I only use ASCII letters in file names. No í, no ö, no cyrillic letters etc. No spaces (replaced by _), commas, apostrophes (left out) or other similar characters. File names start with the author's name with family name first (for alphabetic
ordering). The name is followed by a hyphen and the title, then another hyphen and the two-letter ISO language code (ISO 639-1, see here: http://en.wikipedia.org/wiki/List_of_ISO_639-1_codes German is de, not ger, Spanish is es, Swedish is sv, Slovak
is sk, Slovene is sl, Greek is el etc.) The title is listed in the original language, transliterated to ASCII. In case of languages with non-latin scripts (Russian, Chinese) the English title is used. Definite articles are left out from the beginning
of titles to help alphabetic ordering.
Original (pdf, doc) files are kept with the naming convention above, and a UTF-8 txt is generated with the same name. ALL surplus material is stripped from the txt, just the text itself is left (Title in the first row, author in the second, then the
text itself, with forewords, prefaces, contents lists and similar stuff removed unless available in all languages).
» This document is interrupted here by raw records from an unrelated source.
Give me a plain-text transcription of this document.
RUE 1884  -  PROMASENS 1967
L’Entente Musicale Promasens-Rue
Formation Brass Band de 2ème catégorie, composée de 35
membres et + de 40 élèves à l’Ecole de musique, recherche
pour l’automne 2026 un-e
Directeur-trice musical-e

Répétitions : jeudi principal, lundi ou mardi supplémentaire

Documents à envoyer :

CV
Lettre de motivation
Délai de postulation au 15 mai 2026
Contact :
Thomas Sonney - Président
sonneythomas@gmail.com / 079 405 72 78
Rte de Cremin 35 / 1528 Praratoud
Metadata (full title with accented letters, translator name, comments etc.) is saved into a separate file named [filename]_info.txt.
Metadata files should have one row that says Title: [title], one that says Author: [author name] and one that says Translator: [name of translator(s)]. Aligned files should have a metadata row that says Aligned by: [name]
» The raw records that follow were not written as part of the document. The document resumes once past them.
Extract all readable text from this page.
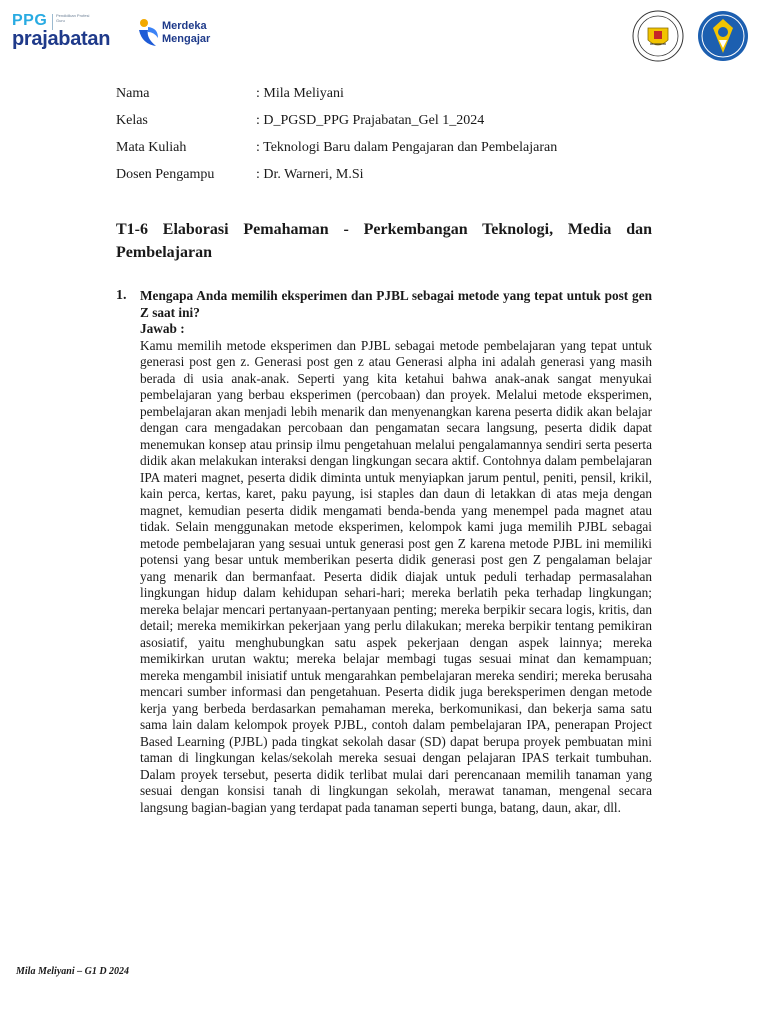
PPG Pendidikan Profesi Guru
prajabatan
Merdeka
Mengajar
Nama	: Mila Meliyani
Kelas	: D_PGSD_PPG Prajabatan_Gel 1_2024
Mata Kuliah	: Teknologi Baru dalam Pengajaran dan Pembelajaran
Dosen Pengampu	: Dr. Warneri, M.Si
T1-6 Elaborasi Pemahaman - Perkembangan Teknologi, Media dan Pembelajaran
1. Mengapa Anda memilih eksperimen dan PJBL sebagai metode yang tepat untuk post gen Z saat ini?

Jawab :

Kamu memilih metode eksperimen dan PJBL sebagai metode pembelajaran yang tepat untuk generasi post gen z. Generasi post gen z atau Generasi alpha ini adalah generasi yang masih berada di usia anak-anak. Seperti yang kita ketahui bahwa anak-anak sangat menyukai pembelajaran yang berbau eksperimen (percobaan) dan proyek. Melalui metode eksperimen, pembelajaran akan menjadi lebih menarik dan menyenangkan karena peserta didik akan belajar dengan cara mengadakan percobaan dan pengamatan secara langsung, peserta didik dapat menemukan konsep atau prinsip ilmu pengetahuan melalui pengalamannya sendiri serta peserta didik akan melakukan interaksi dengan lingkungan secara aktif. Contohnya dalam pembelajaran IPA materi magnet, peserta didik diminta untuk menyiapkan jarum pentul, peniti, pensil, krikil, kain perca, kertas, karet, paku payung, isi staples dan daun di letakkan di atas meja dengan magnet, kemudian peserta didik mengamati benda-benda yang menempel pada magnet atau tidak. Selain menggunakan metode eksperimen, kelompok kami juga memilih PJBL sebagai metode pembelajaran yang sesuai untuk generasi post gen Z karena metode PJBL ini memiliki potensi yang besar untuk memberikan peserta didik generasi post gen Z pengalaman belajar yang menarik dan bermanfaat. Peserta didik diajak untuk peduli terhadap permasalahan lingkungan hidup dalam kehidupan sehari-hari; mereka berlatih peka terhadap lingkungan; mereka belajar mencari pertanyaan-pertanyaan penting; mereka berpikir secara logis, kritis, dan detail; mereka memikirkan pekerjaan yang perlu dilakukan; mereka berpikir tentang pemikiran asosiatif, yaitu menghubungkan satu aspek pekerjaan dengan aspek lainnya; mereka memikirkan urutan waktu; mereka belajar membagi tugas sesuai minat dan kemampuan; mereka mengambil inisiatif untuk mengarahkan pembelajaran mereka sendiri; mereka berusaha mencari sumber informasi dan pengetahuan. Peserta didik juga bereksperimen dengan metode kerja yang berbeda berdasarkan pemahaman mereka, berkomunikasi, dan bekerja sama satu sama lain dalam kelompok proyek PJBL, contoh dalam pembelajaran IPA, penerapan Project Based Learning (PJBL) pada tingkat sekolah dasar (SD) dapat berupa proyek pembuatan mini taman di lingkungan kelas/sekolah mereka sesuai dengan pelajaran IPAS terkait tumbuhan. Dalam proyek tersebut, peserta didik terlibat mulai dari perencanaan memilih tanaman yang sesuai dengan konsisi tanah di lingkungan sekolah, merawat tanaman, mengenal secara langsung bagian-bagian yang terdapat pada tanaman seperti bunga, batang, daun, akar, dll.

Mila Meliyani – G1 D 2024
Aligned files have the same naming convention with the code of extra languages added on to the end.
Examples:
Bronte_Charlotte-Jane_Eyre-en.txt
Bronte_Charlotte-Jane_Eyre-en_info.txt
Bronte_Charlotte-Jane_Eyre-hu.txt
Bronte_Charlotte-Jane_Eyre-en-hu.txt
Bronte_Charlotte-Jane_Eyre-en-hu_info.txt
Hugo_Victor-Notre_Dame_de_Paris-en-hu.txt
SaintExupery_Antoine-Petit_Prince-en-hu.txt   ;<-- note that the French title is used despite the fact that it's an English-Hungarian alignment
SaintExupery_Antoine-Petit_Prince-en-hu_info.txt
SaintExupery_Antoine-Petit_Prince-en-en-fr-es-it-hu-de-el-ru .txt
Aligned files are tab separated UTF-8 txts as generated by the aligner, from wich I can auto-generate HTML files or whatever other file format is needed.
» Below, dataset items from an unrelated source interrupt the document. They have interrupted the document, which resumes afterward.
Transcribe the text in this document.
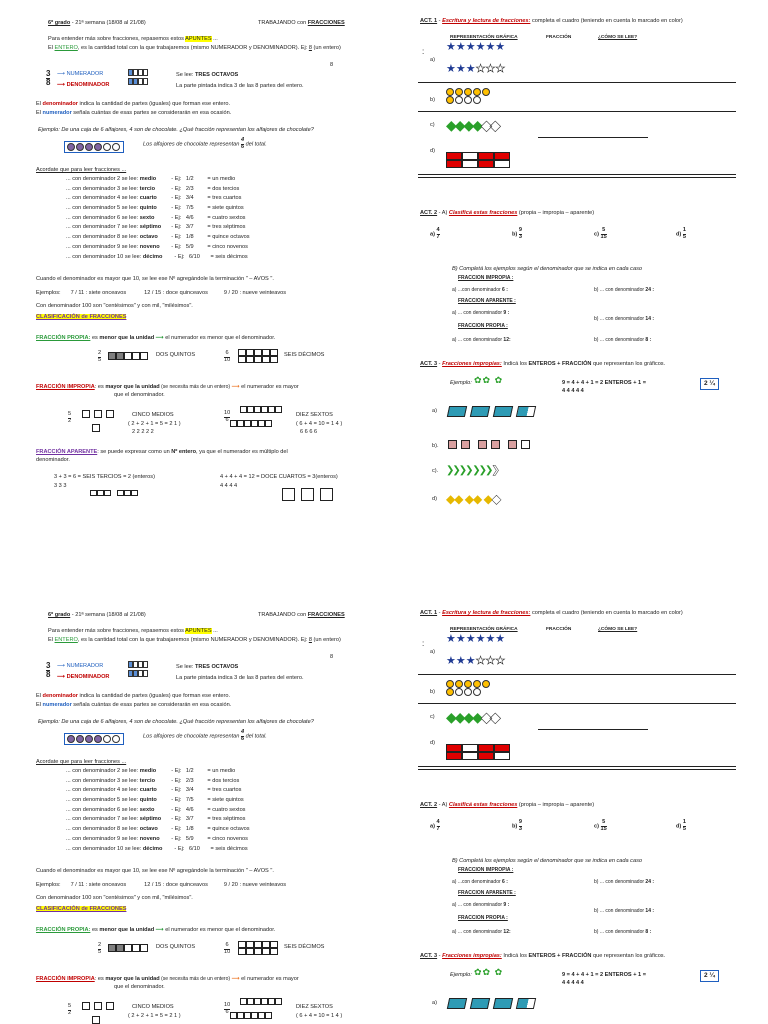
6º grado - 21ª semana (18/08 al 21/08)	TRABAJANDO con FRACCIONES
Para entender más sobre fracciones, repasemos estos APUNTES ...
El ENTERO, es la cantidad total con la que trabajaremos (mismo NUMERADOR y DENOMINADOR). Ej: 8 (un entero)
8
$\frac{3}{8}$ ⟶ NUMERADOR
⟶ DENOMINADOR
Se lee: TRES OCTAVOS
La parte pintada indica 3 de las 8 partes del entero.
El denominador indica la cantidad de partes (iguales) que forman ese entero.
El numerador señala cuántas de esas partes se considerarán en esa ocasión.
Ejemplo: De una caja de 6 alfajores, 4 son de chocolate. ¿Qué fracción representan los alfajores de chocolate?
Los alfajores de chocolate representan $\frac{4}{6}$ del total.
Acordate que para leer fracciones ...
... con denominador 2 se lee: medio - Ej: 1/2 = un medio
... con denominador 3 se lee: tercio	- Ej: 2/3 = dos tercios
... con denominador 4 se lee: cuarto - Ej: 3/4 = tres cuartos
... con denominador 5 se lee: quinto - Ej: 7/5 = siete quintos
... con denominador 6 se lee: sexto	- Ej: 4/6 = cuatro sextos
... con denominador 7 se lee: séptimo - Ej: 3/7 = tres séptimos
... con denominador 8 se lee: octavo - Ej: 1/8 = quince octavos
... con denominador 9 se lee: noveno - Ej: 5/9 = cinco novenos
... con denominador 10 se lee: décimo - Ej: 6/10 = seis décimos
Cuando el denominador es mayor que 10, se lee ese Nº agregándole la terminación " – AVOS ".
Ejemplos: 7 / 11 : siete onceavos	12 / 15 : doce quinceavos	9 / 20 : nueve veinteavos
Con denominador 100 son "centésimos" y con mil, "milésimos".
CLASIFICACIÓN de FRACCIONES
FRACCIÓN PROPIA: es menor que la unidad ⟶ el numerador es menor que el denominador.
$\frac{2}{5}$	DOS QUINTOS	$\frac{6}{10}$	SEIS DÉCIMOS
FRACCIÓN IMPROPIA: es mayor que la unidad (se necesita más de un entero) ⟶ el numerador es mayor
que el denominador.
$\frac{5}{2}$	CINCO MEDIOS
( 2 + 2 + 1 = 5 = 2 1 )
2 2 2 2 2
$\frac{10}{6}$	DIEZ SEXTOS
( 6 + 4 = 10 = 1 4 )
6 6 6 6
FRACCIÓN APARENTE: se puede expresar como un Nº entero, ya que el numerador es múltiplo del
denominador.
3 + 3 = 6 = SEIS TERCIOS = 2 (enteros)
3 3 3
4 + 4 + 4 = 12 = DOCE CUARTOS = 3(enteros)
4 4 4 4
ACT. 1 - Escritura y lectura de fracciones: completa el cuadro (teniendo en cuenta lo marcado en color)
REPRESENTACIÓN GRÁFICA	FRACCIÓN	¿CÓMO SE LEE?
: ★★★★★★
a)
★★★★★★
b)
c) ◆◆◆◆◆◆
d)
ACT. 2 - A) Clasificá estas fracciones (propia – impropia – aparente)
$a) \frac{4}{7}$	$b) \frac{9}{3}$	$c) \frac{5}{15}$	$d) \frac{1}{5}$
B) Completá los ejemplos según el denominador que se indica en cada caso
FRACCION IMPROPIA :
a) ...con denominador 6 :	b) ... con denominador 24 :
FRACCION APARENTE :
a) ... con denominador 9 :
b) ... con denominador 14 :
FRACCION PROPIA :
a) ... con denominador 12:	b) ... con denominador 8 :
ACT. 3 - Fracciones impropias: Indicá los ENTEROS + FRACCIÓN que representan los gráficos.
Ejemplo: ✿✿ ✿	9 = 4 + 4 + 1 = 2 ENTEROS + 1 =
4 4 4 4 4
2 ¼
a)
b).
c). ❯❯❯❯ ❯❯❯❯
d) ◆◆ ◆◆ ◆◆
6º grado - 21ª semana (18/08 al 21/08)	TRABAJANDO con FRACCIONES
Para entender más sobre fracciones, repasemos estos APUNTES ...
El ENTERO, es la cantidad total con la que trabajaremos (mismo NUMERADOR y DENOMINADOR). Ej: 8 (un entero)
8
$\frac{3}{8}$ ⟶ NUMERADOR
⟶ DENOMINADOR
Se lee: TRES OCTAVOS
La parte pintada indica 3 de las 8 partes del entero.
El denominador indica la cantidad de partes (iguales) que forman ese entero.
El numerador señala cuántas de esas partes se considerarán en esa ocasión.
Ejemplo: De una caja de 6 alfajores, 4 son de chocolate. ¿Qué fracción representan los alfajores de chocolate?
Los alfajores de chocolate representan $\frac{4}{6}$ del total.
Acordate que para leer fracciones ...
... con denominador 2 se lee: medio - Ej: 1/2 = un medio
... con denominador 3 se lee: tercio	- Ej: 2/3 = dos tercios
... con denominador 4 se lee: cuarto - Ej: 3/4 = tres cuartos
... con denominador 5 se lee: quinto - Ej: 7/5 = siete quintos
... con denominador 6 se lee: sexto	- Ej: 4/6 = cuatro sextos
... con denominador 7 se lee: séptimo - Ej: 3/7 = tres séptimos
... con denominador 8 se lee: octavo - Ej: 1/8 = quince octavos
... con denominador 9 se lee: noveno - Ej: 5/9 = cinco novenos
... con denominador 10 se lee: décimo - Ej: 6/10 = seis décimos
Cuando el denominador es mayor que 10, se lee ese Nº agregándole la terminación " – AVOS ".
Ejemplos: 7 / 11 : siete onceavos	12 / 15 : doce quinceavos	9 / 20 : nueve veinteavos
Con denominador 100 son "centésimos" y con mil, "milésimos".
CLASIFICACIÓN de FRACCIONES
FRACCIÓN PROPIA: es menor que la unidad ⟶ el numerador es menor que el denominador.
$\frac{2}{5}$	DOS QUINTOS	$\frac{6}{10}$	SEIS DÉCIMOS
FRACCIÓN IMPROPIA: es mayor que la unidad (se necesita más de un entero) ⟶ el numerador es mayor
que el denominador.
$\frac{5}{2}$	CINCO MEDIOS
( 2 + 2 + 1 = 5 = 2 1 )
$\frac{10}{6}$	DIEZ SEXTOS
( 6 + 4 = 10 = 1 4 )
ACT. 1 - Escritura y lectura de fracciones: completa el cuadro (teniendo en cuenta lo marcado en color)
REPRESENTACIÓN GRÁFICA	FRACCIÓN	¿CÓMO SE LEE?
: ★★★★★★
a)
★★★★★★
b)
c) ◆◆◆◆◆◆
d)
ACT. 2 - A) Clasificá estas fracciones (propia – impropia – aparente)
$a) \frac{4}{7}$	$b) \frac{9}{3}$	$c) \frac{5}{15}$	$d) \frac{1}{5}$
B) Completá los ejemplos según el denominador que se indica en cada caso
FRACCION IMPROPIA :
a) ...con denominador 6 :	b) ... con denominador 24 :
FRACCION APARENTE :
a) ... con denominador 9 :
b) ... con denominador 14 :
FRACCION PROPIA :
a) ... con denominador 12:	b) ... con denominador 8 :
ACT. 3 - Fracciones impropias: Indicá los ENTEROS + FRACCIÓN que representan los gráficos.
Ejemplo: ✿✿ ✿	9 = 4 + 4 + 1 = 2 ENTEROS + 1 =
4 4 4 4 4
2 ¼
a)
Try to procure good quality source texts if possible, and try to include as many languages in the alignment as possible. It's easier to do an English-French-German-Italian four-way alignment and then generate individual language pairs from that than
to do the alignment separately for all the languages.
For copyright reasons, I'm only interested in the works of authors who died before 1943.
------------------------------------------------------------ --------
This project is definitely going to go ahead now, so here's some extra information. The files will be hosted on my own website and made available free of charge, in HTML for online reading and in downloadable formats. There's nothing to stop anyone
from downloading and sharing them, but I don't plan to offer bulk downloads and I wouldn't be too happy if someone grabbed the texts and created a copycat site with them without attribution. Automated downloads will be prevented to limit traffic. The
files will contain my own copyright notice, which will say "Copy and distribute as you wish, but indicate where you got the file from". All files will list the names of the persons who aligned them/worked on them.
The site will be a site where I offer translation, interpreting and text alignment services, so the bilingual/multilingual books will be there in part to showcase the available text alignment services.
If I ever decide to take the site down or take the texts off, I will create a megapack of all the texts and dump it on Rapidshare/PirateBay so someone else can take it over.